Bufera anche nel PdL. Dopo il Pd anche il partito di Berlusconi sembra avere un ‘rottamatore’. È Daniela Santanchè, ex sottosegretario dell’ultimo governo Berlusconi. L’imprenditrice classe 1961 dalle pagine de ‘Il Foglio’ è categorica: “il PdL va azzerato, chi ha un incarico adesso si deve dimettere, a cominciare dal segretario Alfano”.

Alle reazioni sollevate da diversi esponenti del partito nato dalla fusione di A.N. e F.I., la Santanchè reagisce con ancor maggior veemenza. Ad Alfano che su twitter aveva parlato di: “linea sfascista molto chiara, Noi ne abbiamo un’altra. Sono inconciliabili”, la Santanché ha risposto: “non sono sfasciata ma è fuori del mondo chi non vede i problemi all’interno del PdL”.

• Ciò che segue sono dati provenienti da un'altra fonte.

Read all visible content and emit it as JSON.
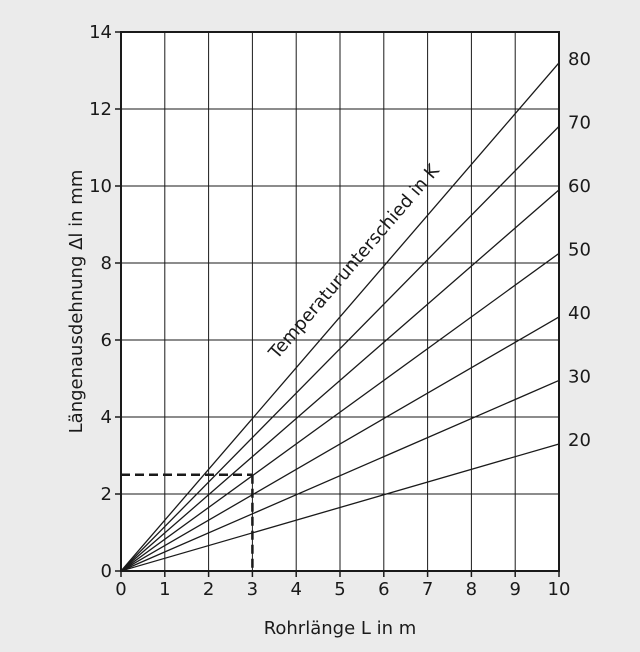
{
  "chart_data": {
    "type": "line",
    "xlabel": "Rohrlänge L in m",
    "ylabel": "Längenausdehnung Δl in mm",
    "xlim": [
      0,
      10
    ],
    "ylim": [
      0,
      14
    ],
    "x_ticks": [
      0,
      1,
      2,
      3,
      4,
      5,
      6,
      7,
      8,
      9,
      10
    ],
    "y_ticks": [
      0,
      2,
      4,
      6,
      8,
      10,
      12,
      14
    ],
    "grid": true,
    "annotation": "Temperaturunterschied in K",
    "series": [
      {
        "name": "20",
        "x": [
          0,
          10
        ],
        "y": [
          0,
          3.3
        ]
      },
      {
        "name": "30",
        "x": [
          0,
          10
        ],
        "y": [
          0,
          4.95
        ]
      },
      {
        "name": "40",
        "x": [
          0,
          10
        ],
        "y": [
          0,
          6.6
        ]
      },
      {
        "name": "50",
        "x": [
          0,
          10
        ],
        "y": [
          0,
          8.25
        ]
      },
      {
        "name": "60",
        "x": [
          0,
          10
        ],
        "y": [
          0,
          9.9
        ]
      },
      {
        "name": "70",
        "x": [
          0,
          10
        ],
        "y": [
          0,
          11.55
        ]
      },
      {
        "name": "80",
        "x": [
          0,
          10
        ],
        "y": [
          0,
          13.2
        ]
      }
    ],
    "example_reading": {
      "x": 3,
      "y": 2.5
    }
  }
}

A chi come Cicchitto l’accusa di voler distruggere il PdL, l’ex sottosegretario dice: “il partito è passato dal 22% al 15%, è giusto farsi qualche domanda”. Non vuole però che la si chiami rottamatrice: “non è un termine mio”, dice, per poi aggiungere: “dobbiamo innovare e quindi azzerare”.

E ancora l’invito a “fare un passo indietro, seguendo l’esempio di Berlusconi“. L’ex Deputata di AN con una breve parentesi nella Destra di Storace sollecita il partito ad andare incontro alla gente che “vuole il cambiamento”, per chiudere con un auspicio: “dobbiamo ripartire“.

Oltre alle reazioni di Alfano e Cicchitto si segnala la dichiarazioni di Gasparri che ad Alfano dice: “la penso come te, più politica e meno plastica“,  e quella di Quagliariello che parla di una linea “non compatibile” con quella di Berlusconi. Sulla stessa lunghezza d’onda del Deputato partenopeo il portavoce di Berlusconi, Bonaiuti: “le opinioni espresse dalla signora Santanchè, in un articolo apparso oggi sul Foglio, sono frutto di suoi ragionamenti politici personali e non esprimono affatto il pensiero del presidente Berlusconi”.